Re: Re: Re:5 Pinning plus private CA

So lets say I want to connect to Amazon.com. So I request that they send me the necessary credentials in the mail. Now ‘Amazon’ sends me a piece of paper with the required information to prove I am really talking to them. How do I know this envelope really came from Amazon?

Anonymous Coward says:

Re: Re: Re:2 Pinning plus private CA

” “I believe the commenter meant “it’s own private root CA”.”

Which addresses nothing and leaves the same problem I mentioned.”

Here’s the commenter: The site specifies the certificate of the private CA in the DANE-records. This ties the CA to the domain name.

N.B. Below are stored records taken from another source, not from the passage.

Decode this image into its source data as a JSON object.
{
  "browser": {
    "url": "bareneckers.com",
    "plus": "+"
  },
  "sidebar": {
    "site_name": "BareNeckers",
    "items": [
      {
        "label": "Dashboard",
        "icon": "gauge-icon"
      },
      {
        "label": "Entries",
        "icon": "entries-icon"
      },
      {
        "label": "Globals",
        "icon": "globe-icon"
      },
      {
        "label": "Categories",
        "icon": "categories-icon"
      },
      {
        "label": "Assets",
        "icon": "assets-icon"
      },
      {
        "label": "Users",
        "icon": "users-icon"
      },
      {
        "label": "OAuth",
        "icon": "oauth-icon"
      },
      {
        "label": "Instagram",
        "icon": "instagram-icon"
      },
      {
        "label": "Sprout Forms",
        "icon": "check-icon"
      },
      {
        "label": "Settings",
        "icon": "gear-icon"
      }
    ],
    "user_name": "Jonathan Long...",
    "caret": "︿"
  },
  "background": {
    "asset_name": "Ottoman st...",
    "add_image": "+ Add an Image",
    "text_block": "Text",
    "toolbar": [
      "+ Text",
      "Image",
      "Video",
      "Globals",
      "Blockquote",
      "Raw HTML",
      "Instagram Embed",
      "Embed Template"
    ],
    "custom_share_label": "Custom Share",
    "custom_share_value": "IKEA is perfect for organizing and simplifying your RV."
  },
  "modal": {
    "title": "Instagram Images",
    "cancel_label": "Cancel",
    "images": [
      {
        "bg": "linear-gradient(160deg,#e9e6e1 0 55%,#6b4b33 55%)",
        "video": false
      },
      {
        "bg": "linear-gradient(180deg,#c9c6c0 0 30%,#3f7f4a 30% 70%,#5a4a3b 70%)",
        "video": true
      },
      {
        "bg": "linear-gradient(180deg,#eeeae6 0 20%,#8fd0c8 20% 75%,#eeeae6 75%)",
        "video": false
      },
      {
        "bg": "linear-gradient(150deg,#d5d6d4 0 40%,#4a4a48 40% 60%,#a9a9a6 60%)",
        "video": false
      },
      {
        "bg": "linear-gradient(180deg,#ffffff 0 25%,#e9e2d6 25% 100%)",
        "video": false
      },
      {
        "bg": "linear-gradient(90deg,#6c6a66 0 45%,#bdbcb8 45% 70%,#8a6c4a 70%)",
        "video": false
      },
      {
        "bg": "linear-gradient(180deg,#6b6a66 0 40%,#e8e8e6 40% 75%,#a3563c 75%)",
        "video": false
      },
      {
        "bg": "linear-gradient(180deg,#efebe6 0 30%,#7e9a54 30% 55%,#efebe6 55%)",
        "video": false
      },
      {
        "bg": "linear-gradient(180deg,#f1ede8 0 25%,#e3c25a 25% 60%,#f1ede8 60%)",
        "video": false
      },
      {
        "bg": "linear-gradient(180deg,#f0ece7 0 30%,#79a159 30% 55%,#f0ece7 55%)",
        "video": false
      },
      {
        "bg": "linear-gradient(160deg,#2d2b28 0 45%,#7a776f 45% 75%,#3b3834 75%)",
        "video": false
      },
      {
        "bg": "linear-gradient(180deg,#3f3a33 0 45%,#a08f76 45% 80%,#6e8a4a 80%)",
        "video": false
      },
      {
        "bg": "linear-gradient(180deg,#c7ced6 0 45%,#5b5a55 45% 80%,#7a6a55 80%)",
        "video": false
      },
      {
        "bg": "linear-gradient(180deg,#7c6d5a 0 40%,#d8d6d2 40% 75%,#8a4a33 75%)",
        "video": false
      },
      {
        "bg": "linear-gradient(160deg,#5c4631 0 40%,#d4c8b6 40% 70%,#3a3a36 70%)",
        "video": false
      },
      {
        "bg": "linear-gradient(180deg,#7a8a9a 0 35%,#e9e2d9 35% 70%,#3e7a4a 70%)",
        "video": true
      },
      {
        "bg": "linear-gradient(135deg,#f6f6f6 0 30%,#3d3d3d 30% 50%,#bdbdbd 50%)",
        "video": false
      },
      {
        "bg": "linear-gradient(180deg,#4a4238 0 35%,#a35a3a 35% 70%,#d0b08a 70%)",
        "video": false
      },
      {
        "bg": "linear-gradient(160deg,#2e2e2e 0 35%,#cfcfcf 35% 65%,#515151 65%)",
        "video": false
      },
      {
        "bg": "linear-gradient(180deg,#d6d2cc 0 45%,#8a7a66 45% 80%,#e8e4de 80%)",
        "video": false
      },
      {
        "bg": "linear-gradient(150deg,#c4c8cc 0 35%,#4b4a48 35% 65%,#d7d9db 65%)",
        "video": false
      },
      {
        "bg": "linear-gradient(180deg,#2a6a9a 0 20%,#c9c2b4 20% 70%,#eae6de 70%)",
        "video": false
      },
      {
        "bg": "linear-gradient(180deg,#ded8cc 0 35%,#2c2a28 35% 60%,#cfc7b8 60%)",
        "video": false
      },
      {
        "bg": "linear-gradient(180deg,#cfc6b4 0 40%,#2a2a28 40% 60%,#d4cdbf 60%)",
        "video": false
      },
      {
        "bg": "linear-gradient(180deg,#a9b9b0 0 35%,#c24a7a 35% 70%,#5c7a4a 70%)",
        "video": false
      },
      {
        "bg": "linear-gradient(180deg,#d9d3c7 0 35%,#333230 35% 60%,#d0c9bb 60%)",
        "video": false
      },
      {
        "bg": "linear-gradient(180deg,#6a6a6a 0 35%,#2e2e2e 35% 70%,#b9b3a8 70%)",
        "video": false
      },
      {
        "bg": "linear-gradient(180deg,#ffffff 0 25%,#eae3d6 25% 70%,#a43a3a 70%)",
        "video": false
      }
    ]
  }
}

We could add Certificate Transparency to monitor long term stability of that tie. It protects against DNS-manipulations as well.

Applesauce says:

The problem is trust

The problem with all certificate authorities is that they rely on a trust model. The DEFINITION of a trusted system under the DOD’s Blue Book (and under Microsoft’s Trusted Computing initiative) is a system that can BREAK your security provisions.

The solution is not to trust anyone. Trust makes things easy because you transfer the security problem to another authority, but the more difficult (but the only secure one) path is to be fully responsible for your own security.

Hanno (profile) says:

Key Pinning and CT

I often feel this CA discussion stopped some time some years ago.

While there is no good solution to replace the whole CA system yet there are actually pretty nice workarounds for a large number of problems. They are called HTTP Public Key Pinning and Certificate Transparency.

You can start adding Key Pinning to your site today. Chrome supports it, Firefox and IE work on it, it will improve your security a lot and it’ll make CA compromises much less of an issue.

Anonymous Coward says:

Re: Key Pinning and CT

I think changing PKI infrastructure would be better. The system is inherently broken because people in power like it that way, unfortunately, every backdoor, super access key, or what have you will also be abused by the criminals, and not just abused by those in power.

Here would be a better solution.

2 Tier PKI.

Tier 1. CryptoAuthentication (These would be certs issued publicly just like our current CA PKI saying this entity is legit enough to issue you/self trusted certs)
Tier 2. CryptoEncryption (These would be Cert servers actually signing and encrypting the certs… then issuing them)

Tier 1 Signs Tier 2 which work effectively just like Extended Validation certificates that require intermediaries. Except the intermediary would be a private CA while the root is the public CA.

This would prevent government snooping dead in it tracks, and with some added features can also be used to allow automatic tracking of issued certs so that the moment a pseduo MITM attack cert was circulating it would be near instantly discovered!

Yes, this would require changes to how the current PKI system works, but would be DAMN worth it! It also has the added benefit of mitigating compromised public Root Certificates.

The pinning method is not sufficient because it still has too FEW people involved. With my method, anyone that wants encryption will have to run a PKI server, and with a good open sourced PKI product this would not be too much to ask!